Reproductive and developmental defects in a malathion-resistant,laboratory-selected population of Drosophila melanogaster

We have examined the chromosomal basis for reproductive and developmental defects that are associated with malathion resistance in a laboratory-selected population of Drosophila melanogaster. Strains homozygous for second or third chromosomes from this population were more resistant to malathion and had greater mixed-function oxidase activity, decreased fertility, and lower egg production when compared with first chromosome or susceptible strains. Some of the strains carrying resistant third chromosomes were developmentally delayed and required a significantly longer time to pupate. Delayed pupation was not associated with increased in vitro degradation of ecdysone by larvae having increased mixed-function oxidase activity, nor could it be reversed by feeding larvae ecdysone.
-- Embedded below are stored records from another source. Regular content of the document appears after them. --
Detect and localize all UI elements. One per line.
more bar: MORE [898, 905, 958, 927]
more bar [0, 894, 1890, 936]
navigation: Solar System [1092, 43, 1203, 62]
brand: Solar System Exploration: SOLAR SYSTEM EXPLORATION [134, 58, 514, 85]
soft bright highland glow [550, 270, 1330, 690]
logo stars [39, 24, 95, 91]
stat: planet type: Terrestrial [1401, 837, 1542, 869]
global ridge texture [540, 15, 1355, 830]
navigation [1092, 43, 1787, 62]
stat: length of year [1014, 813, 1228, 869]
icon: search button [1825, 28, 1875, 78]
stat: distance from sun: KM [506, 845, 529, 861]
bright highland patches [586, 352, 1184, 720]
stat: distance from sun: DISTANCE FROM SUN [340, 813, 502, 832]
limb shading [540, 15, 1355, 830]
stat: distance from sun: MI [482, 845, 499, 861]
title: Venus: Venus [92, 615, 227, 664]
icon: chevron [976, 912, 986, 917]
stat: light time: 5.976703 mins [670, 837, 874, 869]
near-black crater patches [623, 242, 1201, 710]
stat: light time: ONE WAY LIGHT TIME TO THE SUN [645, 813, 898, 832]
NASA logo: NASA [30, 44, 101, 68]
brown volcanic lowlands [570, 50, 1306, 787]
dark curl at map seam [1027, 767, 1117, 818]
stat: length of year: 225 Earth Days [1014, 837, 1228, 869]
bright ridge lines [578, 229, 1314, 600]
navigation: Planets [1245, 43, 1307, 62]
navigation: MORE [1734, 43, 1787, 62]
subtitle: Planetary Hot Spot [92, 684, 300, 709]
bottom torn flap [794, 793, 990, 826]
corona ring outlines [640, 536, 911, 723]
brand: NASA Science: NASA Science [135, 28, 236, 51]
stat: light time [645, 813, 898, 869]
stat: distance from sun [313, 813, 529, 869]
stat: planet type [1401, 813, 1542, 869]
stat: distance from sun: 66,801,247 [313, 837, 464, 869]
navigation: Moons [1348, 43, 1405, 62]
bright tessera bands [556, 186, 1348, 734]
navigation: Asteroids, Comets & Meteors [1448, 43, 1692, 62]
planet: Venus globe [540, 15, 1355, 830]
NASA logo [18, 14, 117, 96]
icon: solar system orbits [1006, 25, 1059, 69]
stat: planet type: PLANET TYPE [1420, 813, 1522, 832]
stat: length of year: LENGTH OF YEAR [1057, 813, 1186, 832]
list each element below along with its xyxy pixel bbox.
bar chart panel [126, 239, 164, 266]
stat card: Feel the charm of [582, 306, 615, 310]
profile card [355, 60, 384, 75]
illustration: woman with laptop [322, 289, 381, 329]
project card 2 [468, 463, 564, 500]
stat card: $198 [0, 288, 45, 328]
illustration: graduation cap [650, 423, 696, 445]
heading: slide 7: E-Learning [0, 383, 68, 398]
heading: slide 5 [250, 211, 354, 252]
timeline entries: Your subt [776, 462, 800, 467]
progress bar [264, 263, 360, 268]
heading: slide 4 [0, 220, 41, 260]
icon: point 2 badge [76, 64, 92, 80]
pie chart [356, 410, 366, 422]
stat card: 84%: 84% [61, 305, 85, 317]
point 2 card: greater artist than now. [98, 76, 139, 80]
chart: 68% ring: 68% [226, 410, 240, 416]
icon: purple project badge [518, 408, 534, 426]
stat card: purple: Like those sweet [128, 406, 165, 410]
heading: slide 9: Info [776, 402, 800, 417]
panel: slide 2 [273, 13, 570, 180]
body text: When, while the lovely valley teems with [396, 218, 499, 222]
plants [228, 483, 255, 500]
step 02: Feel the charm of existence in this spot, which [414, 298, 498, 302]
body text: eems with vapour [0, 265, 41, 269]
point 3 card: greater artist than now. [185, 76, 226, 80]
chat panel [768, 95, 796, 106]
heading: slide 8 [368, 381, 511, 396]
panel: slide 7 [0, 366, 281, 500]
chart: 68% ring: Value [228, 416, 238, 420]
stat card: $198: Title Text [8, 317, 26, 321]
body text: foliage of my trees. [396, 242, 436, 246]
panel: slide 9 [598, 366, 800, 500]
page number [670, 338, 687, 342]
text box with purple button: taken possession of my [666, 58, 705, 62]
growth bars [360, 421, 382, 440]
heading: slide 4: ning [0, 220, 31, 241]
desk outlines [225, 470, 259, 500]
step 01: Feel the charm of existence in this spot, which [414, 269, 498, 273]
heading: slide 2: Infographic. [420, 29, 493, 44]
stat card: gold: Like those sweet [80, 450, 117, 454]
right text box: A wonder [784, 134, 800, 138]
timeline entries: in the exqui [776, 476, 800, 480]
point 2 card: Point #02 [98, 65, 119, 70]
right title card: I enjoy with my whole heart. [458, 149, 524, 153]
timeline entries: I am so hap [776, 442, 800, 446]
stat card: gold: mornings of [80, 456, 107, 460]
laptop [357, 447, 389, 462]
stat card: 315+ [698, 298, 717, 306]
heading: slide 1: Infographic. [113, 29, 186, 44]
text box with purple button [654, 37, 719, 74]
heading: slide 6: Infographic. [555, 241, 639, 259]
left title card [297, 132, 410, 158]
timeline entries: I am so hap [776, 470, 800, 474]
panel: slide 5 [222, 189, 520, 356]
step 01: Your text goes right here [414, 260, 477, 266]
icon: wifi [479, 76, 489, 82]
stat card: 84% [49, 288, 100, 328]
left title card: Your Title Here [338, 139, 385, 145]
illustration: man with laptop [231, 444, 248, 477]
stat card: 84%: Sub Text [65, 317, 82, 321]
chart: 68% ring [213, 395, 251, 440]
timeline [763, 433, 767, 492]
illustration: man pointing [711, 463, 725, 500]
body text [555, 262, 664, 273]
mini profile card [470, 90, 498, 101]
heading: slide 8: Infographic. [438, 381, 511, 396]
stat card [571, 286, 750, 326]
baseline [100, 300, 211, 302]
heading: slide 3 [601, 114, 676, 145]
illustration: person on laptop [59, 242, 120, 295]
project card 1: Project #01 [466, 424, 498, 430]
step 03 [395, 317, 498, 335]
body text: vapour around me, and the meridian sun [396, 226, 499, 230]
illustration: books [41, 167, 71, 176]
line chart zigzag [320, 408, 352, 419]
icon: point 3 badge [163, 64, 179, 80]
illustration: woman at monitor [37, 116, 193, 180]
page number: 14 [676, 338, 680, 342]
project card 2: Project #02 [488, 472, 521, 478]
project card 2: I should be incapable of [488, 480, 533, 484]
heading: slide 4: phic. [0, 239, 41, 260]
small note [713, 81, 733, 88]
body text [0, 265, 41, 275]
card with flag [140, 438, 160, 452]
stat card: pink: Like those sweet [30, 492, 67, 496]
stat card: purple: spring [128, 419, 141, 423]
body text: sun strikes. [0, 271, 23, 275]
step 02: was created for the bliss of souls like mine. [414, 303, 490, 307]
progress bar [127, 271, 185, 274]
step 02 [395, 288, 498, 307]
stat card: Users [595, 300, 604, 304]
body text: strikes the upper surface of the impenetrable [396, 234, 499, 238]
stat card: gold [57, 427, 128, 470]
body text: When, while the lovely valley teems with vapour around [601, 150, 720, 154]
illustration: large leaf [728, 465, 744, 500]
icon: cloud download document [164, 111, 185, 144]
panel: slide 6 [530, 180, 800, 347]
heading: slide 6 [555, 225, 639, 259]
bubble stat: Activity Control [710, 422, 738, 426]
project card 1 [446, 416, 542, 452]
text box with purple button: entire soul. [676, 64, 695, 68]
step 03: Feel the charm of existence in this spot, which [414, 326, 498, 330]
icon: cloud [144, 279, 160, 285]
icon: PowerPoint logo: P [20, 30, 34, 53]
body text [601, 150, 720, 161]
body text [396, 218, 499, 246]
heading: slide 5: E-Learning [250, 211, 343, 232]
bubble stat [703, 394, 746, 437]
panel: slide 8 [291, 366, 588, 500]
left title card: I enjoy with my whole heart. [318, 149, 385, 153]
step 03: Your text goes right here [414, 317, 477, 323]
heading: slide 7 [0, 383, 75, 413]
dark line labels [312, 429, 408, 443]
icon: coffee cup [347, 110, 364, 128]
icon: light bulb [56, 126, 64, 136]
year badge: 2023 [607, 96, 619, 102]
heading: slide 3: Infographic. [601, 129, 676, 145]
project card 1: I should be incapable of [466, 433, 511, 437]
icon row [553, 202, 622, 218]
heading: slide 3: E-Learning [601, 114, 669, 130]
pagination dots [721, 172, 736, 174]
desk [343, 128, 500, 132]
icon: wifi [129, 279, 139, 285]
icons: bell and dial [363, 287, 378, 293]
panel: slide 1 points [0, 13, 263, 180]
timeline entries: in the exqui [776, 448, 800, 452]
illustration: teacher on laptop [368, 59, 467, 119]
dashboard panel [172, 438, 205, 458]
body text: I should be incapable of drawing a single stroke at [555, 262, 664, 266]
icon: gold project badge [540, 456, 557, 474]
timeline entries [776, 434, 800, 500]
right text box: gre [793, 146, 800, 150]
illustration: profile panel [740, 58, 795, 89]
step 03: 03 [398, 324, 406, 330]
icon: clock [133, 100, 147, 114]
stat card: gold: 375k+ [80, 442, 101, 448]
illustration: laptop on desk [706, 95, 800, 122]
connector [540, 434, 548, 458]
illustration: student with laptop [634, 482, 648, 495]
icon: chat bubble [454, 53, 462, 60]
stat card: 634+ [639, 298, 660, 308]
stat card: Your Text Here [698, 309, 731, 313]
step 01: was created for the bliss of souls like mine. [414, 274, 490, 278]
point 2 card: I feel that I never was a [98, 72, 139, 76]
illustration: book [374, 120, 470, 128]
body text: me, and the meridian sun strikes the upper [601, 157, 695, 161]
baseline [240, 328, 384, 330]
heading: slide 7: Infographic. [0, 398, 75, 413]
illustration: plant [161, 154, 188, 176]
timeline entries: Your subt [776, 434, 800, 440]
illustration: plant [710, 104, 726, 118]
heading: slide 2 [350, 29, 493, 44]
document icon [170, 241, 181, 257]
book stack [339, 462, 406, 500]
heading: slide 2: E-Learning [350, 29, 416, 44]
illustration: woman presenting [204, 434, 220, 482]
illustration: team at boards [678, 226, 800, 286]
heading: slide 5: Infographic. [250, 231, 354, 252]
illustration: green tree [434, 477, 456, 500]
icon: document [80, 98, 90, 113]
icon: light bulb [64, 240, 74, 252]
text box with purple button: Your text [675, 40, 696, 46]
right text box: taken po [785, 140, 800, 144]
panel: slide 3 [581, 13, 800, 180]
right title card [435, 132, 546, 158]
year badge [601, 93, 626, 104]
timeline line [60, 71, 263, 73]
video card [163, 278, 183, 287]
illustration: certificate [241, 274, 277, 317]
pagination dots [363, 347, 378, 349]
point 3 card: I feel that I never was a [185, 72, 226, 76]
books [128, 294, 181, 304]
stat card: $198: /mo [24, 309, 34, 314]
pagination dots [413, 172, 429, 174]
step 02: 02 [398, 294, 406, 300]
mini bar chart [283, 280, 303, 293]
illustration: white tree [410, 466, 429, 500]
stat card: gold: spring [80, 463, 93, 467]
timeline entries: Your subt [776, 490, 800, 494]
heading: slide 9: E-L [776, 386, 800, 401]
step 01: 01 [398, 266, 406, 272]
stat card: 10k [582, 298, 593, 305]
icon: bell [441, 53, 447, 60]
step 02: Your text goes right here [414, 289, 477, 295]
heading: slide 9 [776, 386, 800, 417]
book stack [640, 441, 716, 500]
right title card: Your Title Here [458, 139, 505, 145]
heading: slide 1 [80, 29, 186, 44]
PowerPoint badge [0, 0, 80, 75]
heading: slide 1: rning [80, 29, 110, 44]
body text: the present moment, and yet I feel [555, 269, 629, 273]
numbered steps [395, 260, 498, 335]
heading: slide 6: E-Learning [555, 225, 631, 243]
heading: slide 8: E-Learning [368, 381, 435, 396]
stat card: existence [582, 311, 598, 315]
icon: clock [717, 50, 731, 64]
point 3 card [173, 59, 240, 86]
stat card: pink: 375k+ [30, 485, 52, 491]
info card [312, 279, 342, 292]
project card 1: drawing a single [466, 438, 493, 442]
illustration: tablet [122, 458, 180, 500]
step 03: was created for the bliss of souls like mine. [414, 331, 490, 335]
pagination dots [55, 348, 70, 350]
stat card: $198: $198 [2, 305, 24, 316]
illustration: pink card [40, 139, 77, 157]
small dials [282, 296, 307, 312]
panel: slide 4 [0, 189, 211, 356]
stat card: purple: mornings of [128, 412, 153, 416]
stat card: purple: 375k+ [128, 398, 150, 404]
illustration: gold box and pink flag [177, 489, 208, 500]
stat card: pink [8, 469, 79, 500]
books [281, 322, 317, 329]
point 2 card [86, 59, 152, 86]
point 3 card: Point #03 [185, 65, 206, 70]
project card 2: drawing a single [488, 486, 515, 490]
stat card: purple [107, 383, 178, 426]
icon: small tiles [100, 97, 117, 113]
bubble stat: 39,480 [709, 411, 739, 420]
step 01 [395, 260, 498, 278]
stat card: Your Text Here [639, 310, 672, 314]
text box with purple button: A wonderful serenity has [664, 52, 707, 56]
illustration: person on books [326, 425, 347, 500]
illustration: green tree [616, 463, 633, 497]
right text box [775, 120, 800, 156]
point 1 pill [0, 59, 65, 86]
Differences in mixed function oxidase activity among strains homozygous for second or third chromosomes were strongly correlated with malathion resistance but not with fitness. Although both second and third chromosome strains had high mixed-function oxidase activity, only fly extracts from the third chromosome strains oxidatively degraded ³H]juvenile hormone in vitro to a significant extent. A deficit of vitellogenic oocytes and increased egg laying by females in response to topically applied juvenile hormone-I supported the hypothesis that juvenile hormone titer was lower than normal in these strains. The results indicate that different polygenic systems control malathion resistance and associated fitness defects in this selected population of D. melanogaster. Although these systems are partly independent, they overlap due to pleiotropic effects of third chromosomal genes controlling mixed-function oxidase activity on female reproduction.